È stata celebrata domenica 9 agosto a Rieti, nella grande chiesa di piazza Beata Colomba e con il supporto della Corale Aurora Salutis, la ricorrenza liturgica di San Domenico di Guzman. «A Rieti abbiamo ricominciato a celebrare solennemente la festa di San Domenico nel 1996 in Cattedrale» ha spiegato mons. Luigi Bardotti, parroco di Santa Lucia, nell’omelia. «Da allora non abbiamo più smesso».

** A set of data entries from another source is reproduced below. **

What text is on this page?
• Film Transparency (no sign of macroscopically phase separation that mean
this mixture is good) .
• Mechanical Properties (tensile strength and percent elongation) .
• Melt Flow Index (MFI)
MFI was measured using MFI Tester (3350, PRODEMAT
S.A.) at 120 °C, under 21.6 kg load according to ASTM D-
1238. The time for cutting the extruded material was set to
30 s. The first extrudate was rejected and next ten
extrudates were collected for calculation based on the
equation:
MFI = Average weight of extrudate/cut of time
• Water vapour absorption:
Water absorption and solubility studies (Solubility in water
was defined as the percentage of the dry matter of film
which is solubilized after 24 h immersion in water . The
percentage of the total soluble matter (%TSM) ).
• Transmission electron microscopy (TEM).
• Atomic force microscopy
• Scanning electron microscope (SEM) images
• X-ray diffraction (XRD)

San Domenico nacque a Caleruega in Spagna nel 1170. Ed essendo difficile parlare di lui «perché la sua vita è piena» il sacerdote ha tratteggiato un veloce ritratto selezionato alcuni episodi particolari.
I poveri
Ad esempio l’occasione in cui vende il suoi libri per aiutare i poveri: «non voglio studiare su pelli morte quando la gente muore di fame» diceva Domenico. A quel tempo – ha ricordato mons. Bardotti – avere dei libri era una grossa ricchezza. Ma per il santo è impossibile trattenere la Bibbia mentre i fratelli sono nel disagio: «essa cesserebbe di essere per me parola di vita. Diventerebbe parola morta. Un semplice pezzo di carta scritta».
Canto e preghiera
Un altro aspetto colto da mons. Bardotti è quello che in Domenico lega preghiera e musica: «considerava la sua preghiera un canto» ha spiegato, aggiungendo un particolare della storia locale: «Dietro l’organo Dom Bedos c’era il coro. Non so se lo sapete, ma il coro di San Domenico venne smontato nel 1940 e rimontato nella Sala Consiliare del Comune di Rieti. Quei posti sarebbero dei monaci di San Domenico». E poi ancora un dettaglio dai lavori di recupero dell’edificio: «ho trovato disegnato sul muro, non so perché, delle note di canto gregoriano. Si vede che non potevano scriverle altrove!»
Lo studio
«San Domenico aggiunge per i suoi monaci – al contrario di San Francesco – lo studio. Quand’è che lo decide? Una notte – racconta ancora don Luigi – si ferma in una locanda ed il padrone della locanda parla con Domenico tutta la notte. Capisce che l’umanità ha bisogno di un pane di vita, di quella vita che è la parola di Dio. Ma non può essere un parola improvvisata: ci vuole lo studio. San Domenico porta i suoi frati al cuore cultura, nelle università, anche se definì se stesso umile ministro per la predicazione. Ma Dante Alighieri nel dodicesimo canto del paradiso riconosce a San Domenico gli aggettivi di Apostolo e di Agricoltore».
La Madonna e il Rosario
«Vorrei richiamare ancora la particolare devozione di san Domenico alla Madonna» ha proseguito mons. Bardotti. «Il Rosario che viene recitato ancora oggi, quello che la Madonna ha raccomandato a Lourdes, a Fatina e nelle altre apparizioni, questo modo di pregare, lo ha organizzato san Domenico: come preghiera semplice per chi non sa né leggere, né scrivere, ma anche come preghiera di riflessione sulla Parola di Dio con i suoi misteri. Per tutti ha inventato la preghiera del Rosario».
Morte e canonizzazione
San Domenico morì a Bologna. Quando fu vicino alla fine, Si sentì male e «vedendo i suoi frati piangere disse loro: “vi sarò più utile da morto che da vivo”. Morì il 6 agosto del 1221 poco più che cinquantenne e venne canonizzato nella Cattedrale di Rieti nel 1234».
La vera ricchezza
«Fratelli carissimi – ha concluso don Luigi – noi abbiamo la capacità di perdere la memoria dei tesori che Dio ci ha dato. Cerchiamo di ritrovarli. Abbiamo perso la memoria della Beata Colomba, una ragazza meravigliosa che i reatini hanno dimenticato. La nostra ricchezza non è l’industria, non sono le banche. Sì, sono anche questo, ma la nostra vera ricchezza è la nostra storia, di cui dobbiamo essere un pizzico orgogliosi. Che Domenico diventi per noi “Aurora Salutis”, aurora di salvezza. Lo feci scrivere in latino sulla medaglia ricordo per la riapertura di questa chiesa di San Domenico: “In un tempo di persone sazie di cose materiali, tu sei “Aurora di Salvezza”».